Worker Exits While Waiting for Topology

When topology is enabled, the worker waits for the transfer-domain file to appear and contain data. If it stays empty, check:

  • spec.experimental.kvTransferPolicy.domain matches the projected file name.
  • spec.experimental.kvTransferPolicy.labelKey exists on the worker’s node.
  • The worker pod has the nvidia.com/topology-label-key annotation.
  • The topology-label controller is running and has node get RBAC.

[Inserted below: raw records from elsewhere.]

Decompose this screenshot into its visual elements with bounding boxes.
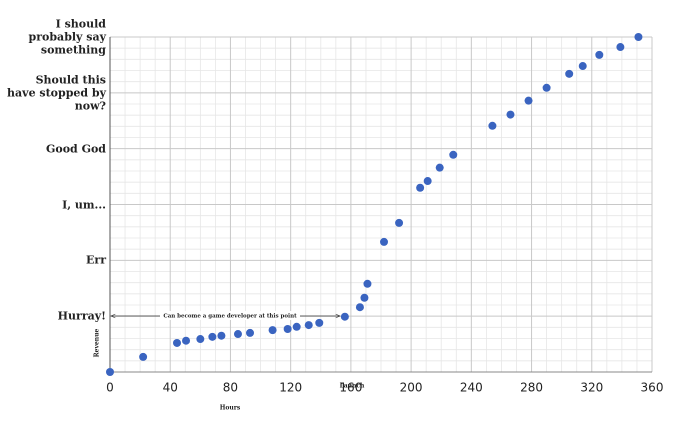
y-tick-label: Good God — [45, 142, 106, 156]
point — [208, 332, 217, 341]
y-tick-label: Should this have stopped by now? — [7, 73, 106, 113]
point — [217, 331, 226, 340]
point — [233, 330, 242, 339]
point — [172, 338, 181, 347]
y-tick-label: Hurray! — [57, 309, 106, 323]
point — [488, 121, 497, 130]
y-tick-label: Err — [86, 253, 106, 267]
x-tick-label: 120 — [279, 381, 302, 395]
annotation: Can become a game developer at this poin… — [163, 314, 297, 320]
point — [283, 325, 292, 334]
point — [565, 69, 574, 78]
point — [506, 110, 515, 119]
point — [416, 183, 425, 192]
point — [304, 321, 313, 330]
x-tick-label: 320 — [580, 381, 603, 395]
annotation-bg — [160, 311, 300, 320]
y-tick-label: I should probably say something — [28, 17, 106, 57]
y-axis-title: Revenue — [94, 328, 101, 357]
point — [182, 336, 191, 345]
point — [634, 33, 643, 41]
point — [380, 237, 389, 246]
point — [395, 218, 404, 227]
x-tick-label: 40 — [163, 381, 178, 395]
x-tick-label: 280 — [520, 381, 543, 395]
point — [139, 352, 148, 361]
point — [435, 163, 444, 172]
x-tick-label: 0 — [106, 381, 114, 395]
point — [292, 322, 301, 331]
point — [449, 150, 458, 159]
point — [106, 368, 114, 376]
point — [542, 83, 551, 92]
point — [246, 328, 255, 337]
x-axis-title: Hours — [220, 405, 241, 412]
point — [360, 293, 369, 302]
annotation: Launch — [340, 383, 365, 390]
point — [355, 303, 364, 312]
x-tick-label: 160 — [339, 381, 362, 395]
y-tick-label: I, um... — [62, 198, 106, 211]
point — [196, 335, 205, 344]
point — [340, 312, 349, 321]
point — [595, 50, 604, 59]
x-tick-label: 200 — [400, 381, 423, 395]
point — [268, 326, 277, 335]
point — [524, 96, 533, 105]
x-tick-label: 80 — [223, 381, 238, 395]
point — [616, 43, 625, 52]
point — [363, 279, 372, 288]
point — [578, 62, 587, 71]
point — [423, 177, 432, 186]
x-tick-label: 240 — [460, 381, 483, 395]
x-tick-label: 360 — [641, 381, 664, 395]
point — [315, 318, 324, 327]
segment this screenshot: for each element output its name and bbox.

Required Policy Fails Requests

With enforcement: required, decode routing fails if no decode worker has the same generated topology taint as the selected prefill worker. Verify both prefill and decode workers publish the same domain, and that each domain where prefill workers can be selected has enough matching decode workers for the expected p/d ratio.

Use preferred while validating a heterogeneous rollout if cross-domain routing is acceptable during partial capacity.

Relationship to Topology Aware Scheduling

Topology Aware Scheduling controls where Kubernetes places pods. Topology-aware KV transfer controls how Dynamo routes between already-running prefill and decode workers.

Use them together when possible:

  • Topology Aware Scheduling keeps workers placed inside useful topology boundaries.
  • Topology-aware KV transfer prevents the router from choosing a decode worker outside the selected prefill worker’s transfer domain.